By JAN LARSON McLAUGHLIN
BG Independent News
The strict voter purging process used in Ohio was given the stamp of approval by the U.S. Supreme Court earlier this week.
The Wood County Board of Elections – like the rest of the state – has been on hold since the legitimacy of the voter purging has been debated in the courts. But soon, people will again be dropped from the voter rolls if they don’t meet state requirements.
The local board of elections will be charged with making the cuts. Carol DeJong, one of the directors at the Wood County Board of Elections, said her opinion on the court ruling was irrelevant.
“We are Switzerland here at the board of elections,” she said on Wednesday.
“We will of course have to wait till we get instructions from the state,” DeJong said. But since the process of reviewing voting rolls is customary in January and February, she didn’t expect any voters would be purged prior to the general election this fall. The National Voter Registration Act prohibits dropping voters too close to an election, she said.
“I don’t expect that we will hear anything new until the beginning of 2019,” she said.
The last time Wood County did any purging of voter names was in 2015.
That year more than 3,400 registered voters in Wood County were purged from the voting rolls following a directive from the Ohio Secretary of State Jon Husted.
However, in 2016 a federal appeals court found that Ohio’s process for maintaining its voter rolls violated federal law. A judge ruled that Ohio voters who were improperly removed from registration lists could cast ballots in the 2016 presidential election.

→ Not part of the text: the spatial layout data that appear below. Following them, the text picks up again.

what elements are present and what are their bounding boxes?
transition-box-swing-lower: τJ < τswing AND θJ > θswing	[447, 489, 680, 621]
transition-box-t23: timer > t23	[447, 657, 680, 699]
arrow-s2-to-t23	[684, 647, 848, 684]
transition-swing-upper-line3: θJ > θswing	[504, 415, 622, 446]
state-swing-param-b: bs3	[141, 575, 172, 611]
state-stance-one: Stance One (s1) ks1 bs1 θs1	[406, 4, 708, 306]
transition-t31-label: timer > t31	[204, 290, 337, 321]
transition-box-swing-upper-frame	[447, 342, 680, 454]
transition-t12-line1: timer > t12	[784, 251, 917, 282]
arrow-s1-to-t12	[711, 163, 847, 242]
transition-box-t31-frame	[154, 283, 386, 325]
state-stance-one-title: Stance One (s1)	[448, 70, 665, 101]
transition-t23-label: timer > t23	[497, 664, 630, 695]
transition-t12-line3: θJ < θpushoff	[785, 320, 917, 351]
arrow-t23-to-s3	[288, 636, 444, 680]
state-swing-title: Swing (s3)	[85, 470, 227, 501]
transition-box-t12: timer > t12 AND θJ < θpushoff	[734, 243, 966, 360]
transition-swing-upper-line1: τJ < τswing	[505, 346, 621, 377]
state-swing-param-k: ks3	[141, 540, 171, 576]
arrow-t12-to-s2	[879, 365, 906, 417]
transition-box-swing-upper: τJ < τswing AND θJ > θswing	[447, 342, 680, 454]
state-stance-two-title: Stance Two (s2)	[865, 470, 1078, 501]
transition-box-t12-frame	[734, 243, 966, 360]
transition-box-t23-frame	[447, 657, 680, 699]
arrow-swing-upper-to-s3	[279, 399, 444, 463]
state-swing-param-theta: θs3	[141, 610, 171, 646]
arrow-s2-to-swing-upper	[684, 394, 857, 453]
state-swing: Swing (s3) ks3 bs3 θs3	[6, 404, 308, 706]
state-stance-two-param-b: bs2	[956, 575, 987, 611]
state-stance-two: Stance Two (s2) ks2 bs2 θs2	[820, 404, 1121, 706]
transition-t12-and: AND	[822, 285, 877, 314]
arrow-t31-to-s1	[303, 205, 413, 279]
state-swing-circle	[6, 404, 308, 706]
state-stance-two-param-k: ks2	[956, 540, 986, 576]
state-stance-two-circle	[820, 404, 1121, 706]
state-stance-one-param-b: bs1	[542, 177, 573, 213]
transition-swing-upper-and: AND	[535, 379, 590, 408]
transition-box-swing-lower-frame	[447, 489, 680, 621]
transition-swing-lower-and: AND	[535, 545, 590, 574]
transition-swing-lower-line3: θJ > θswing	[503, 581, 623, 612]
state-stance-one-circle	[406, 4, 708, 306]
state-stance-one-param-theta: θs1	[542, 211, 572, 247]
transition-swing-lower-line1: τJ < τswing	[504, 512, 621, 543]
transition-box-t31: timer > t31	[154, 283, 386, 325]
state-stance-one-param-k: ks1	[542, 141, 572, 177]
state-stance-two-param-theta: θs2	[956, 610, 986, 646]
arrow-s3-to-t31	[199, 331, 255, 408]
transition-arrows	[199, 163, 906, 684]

But since those names had already been purged, the ruling meant if a person showed up at the polls and was not on the official list, they would be allowed to vote by a provisional ballot. A provisional ballot is a paper ballot that is held in a sealed envelope with the voter’s identification. If the identification information was verified by the elections board staff, the provisional ballot was counted.
Wood County Board of Elections did not encounter any citizens purged from the list, who wished to vote, Director Terry Burton said.
“Those people had been through an eight-year process,” of not voting and not responding to notices, he said.
But those who send back the stamped envelope will keep their place on the voter rolls.
“Those people we hear from, their status is active,” DeJong said.
Bowling Green sees a lot of inactive voters due to its university population, she said.
“Kids are here for a while, they get registered here for a while, then they more,” DeJong said. And for those who move out of state, there is no system in place to know if they have registered elsewhere.
The case that put the spotlight on the voter purging was brought by Larry Harmon, a software engineer and Navy veteran who lives near Akron. He voted in the 2004 and 2008 presidential elections but not in 2012. He also sat out the midterm elections in 2010 and 2014.
But in 2015, Harmon did want to vote against a ballot initiative to legalize marijuana and found that his name had been cut from the voting rolls. State officials said that they had done so after sending Harmon a notice in 2011 asking him to confirm his eligibility to vote and that he did not respond. Harmon said he did not remember getting a notice, but he was dropped from the voter rolls.
Since then, the voter purging has been debated in the courts. A lower court ruling found the state policy violated a federal law aimed to make it easier for U.S. citizens to register to vote. The 1993 National Voter Registration Act bars states from striking registered voters “by reason of the person’s failure to vote.”
Ohio is one of seven states, along with Georgia, Montana, Oklahoma, Oregon, Pennsylvania and West Virginia, that erase infrequent voters from registration lists. Ohio’s policy is the most aggressive.
Registered voters in Ohio who do not vote for four years are sent registration confirmation notices. If they do not respond and do not vote over the subsequent four years, their names are purged from the voting rolls.
Husted has maintained that the purging is legal and that over five years his office has removed 465,000 deceased voters and 1.3 million duplicate registrations.
By a 5-4 vote that split the conservative and liberal justices, the Supreme Court rejected arguments in a case from Ohio that the practice violates a federal law intended to increase the ranks of registered voters.
Voter access to polls is being debated around the nation. Democrats have accused Republicans of trying to suppress votes from minorities and poorer people who tend to vote for Democrats. Republicans have argued that they are trying to promote ballot integrity and prevent voter fraud.
Civil rights groups said the court should be focused on making it easier for people to vote, not allowing states to put up roadblocks to casting ballots.
DeJong said boards of elections will be waiting till next year to do any purging – especially since a new secretary of state will be elected this fall.
“We will get a full set of instructions from the secretary of state,” she said.